Digitus infamis
Crédito: Revista Cult |
Por Orlando Senna (http://refletor.tal.tv/tag/orlando-senna)
Vejo muitas postagens nos facebooks
da vida sobre a capa da revista Cult deste mês (número 188), onde a professora,
ensaista, apresentadora de TV e ativista cibercultural Ivana Bentes está
mostrando o dedo médio ereto. Creio que grande parte das postagens vêm da Bahia, onde a foto de Ivana “dando dedo“
chamou atenção porque apareceu logo depois de um fato político local
relacionado com isso: na abertura do carnaval baiano, e reagindo a uma vaia ao
governador Jacques Wagner, a primeira-dama Fátima Mendonça deu dedo aos
vaiadores. Muita gente
condenou e muita gente aprovou. No meio da polêmica apareceu a capa da revista
com o mesmo gesto feito por uma mulher de grande trânsito no mercado brasileiro
de ideias e esquentou a discussão.
Antropólogos afirmam que é uma das mais antigas
expressões corporais da humanidade, alguns até ousam dizer que se trata de
atavismo, uma tradução humana (mais civilizada) da exibição pelos primatas do
pênis ereto aos inimigos, para intimidá-los. Historicamente, o primeiro
registro é de 423 anos antes de Cristo, na peça As nuvens do
poeta grego Aristófanes. O gesto se espalhou pela Antiguidade e chegou a Roma,
onde foi batizado “digitus infamis”, dedo infame, também traduzido como
obsceno. E ficou em quase todas as culturas, significando ofensa ou desprezo,
tipo “não ligo para o que você está dizendo ou fazendo”. É largamente empregado
na atual cultura ocidental, com abundante presença na literatura, pintura,
teatro e cinema. Tanto nas artes como na realidade da vida, é usado por ambos
sexos, sem discriminação.
A primeira-dama baiana e a doutora amazonense
são mulheres brilhantes e provocadoras, caracterizadas por gestar polêmicas,
por lançar luzes novas sobre o comportamento da sociedade e dos indivíduos nesta
nossa modernidade cambiante. As entrevistas de Fátima Mendonça, que é
enfermeira, sacodem a Bahia com sua sinceridade, tocando em assuntos sensíveis
“sem papas na língua”. Ela justifica sua atitude como direito à liberdade de
expressão para todo mundo, incluindo primeiras-damas. Ivana Bentes já balançou
a intelligentsia brasileira várias vezes, bastando lembrar a
definição de “cosmética da fome” (a mais importante intervenção teórica do
cinema contemporâneo do Brasil) para os filmes dos anos 1990, em contraposição
à “estética da fome”, substrato filosófico de Glauber Rocha e do Cinema Novo.

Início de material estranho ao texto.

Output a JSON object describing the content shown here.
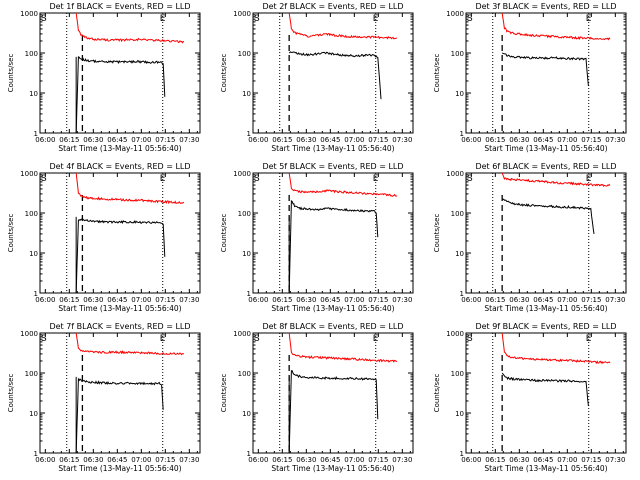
{
  "chart_data": [
    {
      "type": "line",
      "title": "Det 1f BLACK = Events, RED = LLD",
      "xlabel": "Start Time (13-May-11 05:56:40)",
      "ylabel": "Counts/sec",
      "yscale": "log",
      "ylim": [
        1,
        1000
      ],
      "yticks": [
        "1",
        "10",
        "100",
        "1000"
      ],
      "xticks": [
        "06:00",
        "06:15",
        "06:30",
        "06:45",
        "07:00",
        "07:15",
        "07:30"
      ],
      "x_range_minutes": [
        0,
        100
      ],
      "start_label": "S",
      "end_label": "E",
      "series": [
        {
          "name": "LLD",
          "color": "#ff0000",
          "x": [
            22.6,
            24,
            26,
            30,
            35,
            40,
            45,
            50,
            55,
            60,
            65,
            70,
            75,
            80,
            85,
            90
          ],
          "y": [
            1000,
            380,
            270,
            230,
            220,
            215,
            210,
            210,
            215,
            220,
            215,
            210,
            205,
            200,
            195,
            190
          ]
        },
        {
          "name": "Events",
          "color": "#000000",
          "x": [
            22.6,
            24,
            26,
            30,
            35,
            40,
            45,
            50,
            55,
            60,
            65,
            70,
            75,
            77,
            78
          ],
          "y": [
            1,
            80,
            70,
            65,
            62,
            60,
            60,
            60,
            60,
            62,
            60,
            58,
            60,
            55,
            8
          ]
        }
      ],
      "markers": {
        "dotted_x": [
          16.7,
          76.7
        ],
        "dashed_x": [
          26.5
        ],
        "solid_x": [
          22.6
        ]
      }
    },
    {
      "type": "line",
      "title": "Det 2f BLACK = Events, RED = LLD",
      "xlabel": "Start Time (13-May-11 05:56:40)",
      "ylabel": "Counts/sec",
      "yscale": "log",
      "ylim": [
        1,
        1000
      ],
      "yticks": [
        "1",
        "10",
        "100",
        "1000"
      ],
      "xticks": [
        "06:00",
        "06:15",
        "06:30",
        "06:45",
        "07:00",
        "07:15",
        "07:30"
      ],
      "x_range_minutes": [
        0,
        100
      ],
      "start_label": "S",
      "end_label": "E",
      "series": [
        {
          "name": "LLD",
          "color": "#ff0000",
          "x": [
            22.6,
            24,
            26,
            30,
            35,
            40,
            45,
            50,
            55,
            60,
            65,
            70,
            75,
            80,
            85,
            90
          ],
          "y": [
            1000,
            420,
            320,
            290,
            260,
            280,
            300,
            280,
            270,
            260,
            250,
            255,
            250,
            245,
            240,
            240
          ]
        },
        {
          "name": "Events",
          "color": "#000000",
          "x": [
            22.6,
            24,
            26,
            30,
            35,
            40,
            45,
            50,
            55,
            60,
            65,
            70,
            75,
            78,
            80
          ],
          "y": [
            100,
            110,
            100,
            95,
            90,
            95,
            100,
            95,
            90,
            88,
            85,
            88,
            90,
            80,
            7
          ]
        }
      ],
      "markers": {
        "dotted_x": [
          16.7,
          76.7
        ],
        "dashed_x": [
          22.6
        ],
        "solid_x": []
      }
    },
    {
      "type": "line",
      "title": "Det 3f BLACK = Events, RED = LLD",
      "xlabel": "Start Time (13-May-11 05:56:40)",
      "ylabel": "Counts/sec",
      "yscale": "log",
      "ylim": [
        1,
        1000
      ],
      "yticks": [
        "1",
        "10",
        "100",
        "1000"
      ],
      "xticks": [
        "06:00",
        "06:15",
        "06:30",
        "06:45",
        "07:00",
        "07:15",
        "07:30"
      ],
      "x_range_minutes": [
        0,
        100
      ],
      "start_label": "S",
      "end_label": "E",
      "series": [
        {
          "name": "LLD",
          "color": "#ff0000",
          "x": [
            22.6,
            24,
            26,
            30,
            35,
            40,
            45,
            50,
            55,
            60,
            65,
            70,
            75,
            80,
            85,
            90
          ],
          "y": [
            1000,
            420,
            340,
            310,
            290,
            280,
            270,
            265,
            260,
            250,
            245,
            240,
            235,
            230,
            225,
            225
          ]
        },
        {
          "name": "Events",
          "color": "#000000",
          "x": [
            22.6,
            24,
            26,
            30,
            35,
            40,
            45,
            50,
            55,
            60,
            65,
            70,
            75,
            76.5
          ],
          "y": [
            100,
            95,
            85,
            80,
            78,
            75,
            75,
            75,
            75,
            75,
            72,
            72,
            70,
            15
          ]
        }
      ],
      "markers": {
        "dotted_x": [
          16.7,
          76.7
        ],
        "dashed_x": [
          22.6
        ],
        "solid_x": []
      }
    },
    {
      "type": "line",
      "title": "Det 4f BLACK = Events, RED = LLD",
      "xlabel": "Start Time (13-May-11 05:56:40)",
      "ylabel": "Counts/sec",
      "yscale": "log",
      "ylim": [
        1,
        1000
      ],
      "yticks": [
        "1",
        "10",
        "100",
        "1000"
      ],
      "xticks": [
        "06:00",
        "06:15",
        "06:30",
        "06:45",
        "07:00",
        "07:15",
        "07:30"
      ],
      "x_range_minutes": [
        0,
        100
      ],
      "start_label": "S",
      "end_label": "E",
      "series": [
        {
          "name": "LLD",
          "color": "#ff0000",
          "x": [
            22.6,
            24,
            26,
            30,
            35,
            40,
            45,
            50,
            55,
            60,
            65,
            70,
            75,
            80,
            85,
            90
          ],
          "y": [
            1000,
            320,
            260,
            240,
            230,
            225,
            220,
            215,
            210,
            210,
            205,
            200,
            195,
            190,
            185,
            180
          ]
        },
        {
          "name": "Events",
          "color": "#000000",
          "x": [
            22.6,
            24,
            26,
            30,
            35,
            40,
            45,
            50,
            55,
            60,
            65,
            70,
            75,
            77,
            78
          ],
          "y": [
            1,
            70,
            68,
            65,
            62,
            60,
            60,
            60,
            60,
            60,
            58,
            58,
            60,
            55,
            8
          ]
        }
      ],
      "markers": {
        "dotted_x": [
          16.7,
          76.7
        ],
        "dashed_x": [
          26.5
        ],
        "solid_x": [
          22.6
        ]
      }
    },
    {
      "type": "line",
      "title": "Det 5f BLACK = Events, RED = LLD",
      "xlabel": "Start Time (13-May-11 05:56:40)",
      "ylabel": "Counts/sec",
      "yscale": "log",
      "ylim": [
        1,
        1000
      ],
      "yticks": [
        "1",
        "10",
        "100",
        "1000"
      ],
      "xticks": [
        "06:00",
        "06:15",
        "06:30",
        "06:45",
        "07:00",
        "07:15",
        "07:30"
      ],
      "x_range_minutes": [
        0,
        100
      ],
      "start_label": "S",
      "end_label": "E",
      "series": [
        {
          "name": "LLD",
          "color": "#ff0000",
          "x": [
            22.6,
            24,
            26,
            30,
            35,
            40,
            45,
            50,
            55,
            60,
            65,
            70,
            75,
            80,
            85,
            90
          ],
          "y": [
            1000,
            420,
            360,
            340,
            330,
            340,
            360,
            350,
            340,
            330,
            320,
            310,
            300,
            290,
            280,
            270
          ]
        },
        {
          "name": "Events",
          "color": "#000000",
          "x": [
            22.6,
            24,
            26,
            30,
            35,
            40,
            45,
            50,
            55,
            60,
            65,
            70,
            75,
            77,
            78
          ],
          "y": [
            1,
            200,
            150,
            130,
            125,
            120,
            130,
            125,
            120,
            120,
            115,
            110,
            115,
            100,
            25
          ]
        }
      ],
      "markers": {
        "dotted_x": [
          16.7,
          76.7
        ],
        "dashed_x": [
          22.6
        ],
        "solid_x": [
          22.6
        ]
      }
    },
    {
      "type": "line",
      "title": "Det 6f BLACK = Events, RED = LLD",
      "xlabel": "Start Time (13-May-11 05:56:40)",
      "ylabel": "Counts/sec",
      "yscale": "log",
      "ylim": [
        1,
        1000
      ],
      "yticks": [
        "1",
        "10",
        "100",
        "1000"
      ],
      "xticks": [
        "06:00",
        "06:15",
        "06:30",
        "06:45",
        "07:00",
        "07:15",
        "07:30"
      ],
      "x_range_minutes": [
        0,
        100
      ],
      "start_label": "S",
      "end_label": "E",
      "series": [
        {
          "name": "LLD",
          "color": "#ff0000",
          "x": [
            22.6,
            24,
            26,
            30,
            35,
            40,
            45,
            50,
            55,
            60,
            65,
            70,
            75,
            80,
            85,
            90
          ],
          "y": [
            1000,
            720,
            700,
            680,
            660,
            640,
            620,
            600,
            580,
            560,
            550,
            540,
            520,
            510,
            500,
            490
          ]
        },
        {
          "name": "Events",
          "color": "#000000",
          "x": [
            22.6,
            24,
            26,
            30,
            35,
            40,
            45,
            50,
            55,
            60,
            65,
            70,
            75,
            78,
            80
          ],
          "y": [
            220,
            220,
            190,
            170,
            160,
            155,
            150,
            148,
            145,
            140,
            140,
            135,
            130,
            125,
            30
          ]
        }
      ],
      "markers": {
        "dotted_x": [
          16.7,
          76.7
        ],
        "dashed_x": [
          22.6
        ],
        "solid_x": []
      }
    },
    {
      "type": "line",
      "title": "Det 7f BLACK = Events, RED = LLD",
      "xlabel": "Start Time (13-May-11 05:56:40)",
      "ylabel": "Counts/sec",
      "yscale": "log",
      "ylim": [
        1,
        1000
      ],
      "yticks": [
        "1",
        "10",
        "100",
        "1000"
      ],
      "xticks": [
        "06:00",
        "06:15",
        "06:30",
        "06:45",
        "07:00",
        "07:15",
        "07:30"
      ],
      "x_range_minutes": [
        0,
        100
      ],
      "start_label": "S",
      "end_label": "E",
      "series": [
        {
          "name": "LLD",
          "color": "#ff0000",
          "x": [
            22.6,
            24,
            26,
            30,
            35,
            40,
            45,
            50,
            55,
            60,
            65,
            70,
            75,
            80,
            85,
            90
          ],
          "y": [
            1000,
            420,
            350,
            340,
            330,
            330,
            335,
            330,
            325,
            330,
            320,
            315,
            310,
            305,
            300,
            300
          ]
        },
        {
          "name": "Events",
          "color": "#000000",
          "x": [
            22.6,
            24,
            26,
            30,
            35,
            40,
            45,
            50,
            55,
            60,
            65,
            70,
            75,
            76,
            77
          ],
          "y": [
            1,
            70,
            65,
            60,
            58,
            57,
            56,
            55,
            56,
            55,
            55,
            54,
            55,
            50,
            12
          ]
        }
      ],
      "markers": {
        "dotted_x": [
          16.7,
          76.7
        ],
        "dashed_x": [
          26.5
        ],
        "solid_x": [
          22.6
        ]
      }
    },
    {
      "type": "line",
      "title": "Det 8f BLACK = Events, RED = LLD",
      "xlabel": "Start Time (13-May-11 05:56:40)",
      "ylabel": "Counts/sec",
      "yscale": "log",
      "ylim": [
        1,
        1000
      ],
      "yticks": [
        "1",
        "10",
        "100",
        "1000"
      ],
      "xticks": [
        "06:00",
        "06:15",
        "06:30",
        "06:45",
        "07:00",
        "07:15",
        "07:30"
      ],
      "x_range_minutes": [
        0,
        100
      ],
      "start_label": "S",
      "end_label": "E",
      "series": [
        {
          "name": "LLD",
          "color": "#ff0000",
          "x": [
            22.6,
            24,
            26,
            30,
            35,
            40,
            45,
            50,
            55,
            60,
            65,
            70,
            75,
            80,
            85,
            90
          ],
          "y": [
            1000,
            330,
            280,
            260,
            250,
            245,
            240,
            235,
            230,
            225,
            220,
            215,
            210,
            205,
            200,
            200
          ]
        },
        {
          "name": "Events",
          "color": "#000000",
          "x": [
            22.6,
            24,
            26,
            30,
            35,
            40,
            45,
            50,
            55,
            60,
            65,
            70,
            75,
            77,
            78
          ],
          "y": [
            1,
            120,
            90,
            80,
            78,
            76,
            75,
            75,
            74,
            73,
            72,
            72,
            72,
            70,
            7
          ]
        }
      ],
      "markers": {
        "dotted_x": [
          16.7,
          76.7
        ],
        "dashed_x": [
          22.6
        ],
        "solid_x": [
          22.6
        ]
      }
    },
    {
      "type": "line",
      "title": "Det 9f BLACK = Events, RED = LLD",
      "xlabel": "Start Time (13-May-11 05:56:40)",
      "ylabel": "Counts/sec",
      "yscale": "log",
      "ylim": [
        1,
        1000
      ],
      "yticks": [
        "1",
        "10",
        "100",
        "1000"
      ],
      "xticks": [
        "06:00",
        "06:15",
        "06:30",
        "06:45",
        "07:00",
        "07:15",
        "07:30"
      ],
      "x_range_minutes": [
        0,
        100
      ],
      "start_label": "S",
      "end_label": "E",
      "series": [
        {
          "name": "LLD",
          "color": "#ff0000",
          "x": [
            22.6,
            24,
            26,
            30,
            35,
            40,
            45,
            50,
            55,
            60,
            65,
            70,
            75,
            80,
            85,
            90
          ],
          "y": [
            1000,
            330,
            260,
            240,
            230,
            225,
            220,
            215,
            210,
            205,
            205,
            200,
            195,
            190,
            185,
            180
          ]
        },
        {
          "name": "Events",
          "color": "#000000",
          "x": [
            22.6,
            24,
            26,
            30,
            35,
            40,
            45,
            50,
            55,
            60,
            65,
            70,
            75,
            76.5
          ],
          "y": [
            100,
            85,
            75,
            70,
            68,
            66,
            65,
            65,
            64,
            63,
            63,
            62,
            60,
            15
          ]
        }
      ],
      "markers": {
        "dotted_x": [
          16.7,
          76.7
        ],
        "dashed_x": [
          22.6
        ],
        "solid_x": []
      }
    }
  ]
}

No facebook Ivana falou sobre a capa da Cult.
“Intelectual e professor no Brasil é meio clichê: se apresenta sempre
sério e com uma biblioteca atrás nas fotos. Não pode ser nem sorridente e nem
irreverente. Se for mulher então, num país machista, mesmo dentro das
universidades, tem que se enquadrar nas ‘regras de respeitabilidade’ e da
‘reputação’. (…) Um gesto (mesmo irreverente) é uma forma de comunicação direta
e a quente, diante de tantas limitações, constrangimentos e caretice. (…) Às
vezes é preciso sair do figurino para falar amplamente e francamente.”
Na entrevista na Cult, intitulada Respeitosamente
vândala, ela diz que “as periferias são laboratórios de mundo e a riqueza
do Brasil”, e lança os conceitos ciberperiferia e riqueza
da pobreza, ”que transforma as favelas, quilombos urbanos conectados,
em laboratórios de produção subjetiva”. Os dedos femininos levantados
aconteceram durante as celebrações do Dia Internacional da Mulher, inclusive a
capa da Cult é referente a isso. Na minha visão subjetiva, as mulheres avançam
a todo vapor na sua inclusão abrangente no cenário social do século XXI e
mostro a elas o V da vitória (indicador e médio levantados) que, aliás, se
originou como pedido de clemência dos gladiadores que perdiam a luta no Coliseu
romano e não queriam ser sacrificados. Uma sugestão: leiam A história
de nossos gestos, de Luís da Câmara Cascudo.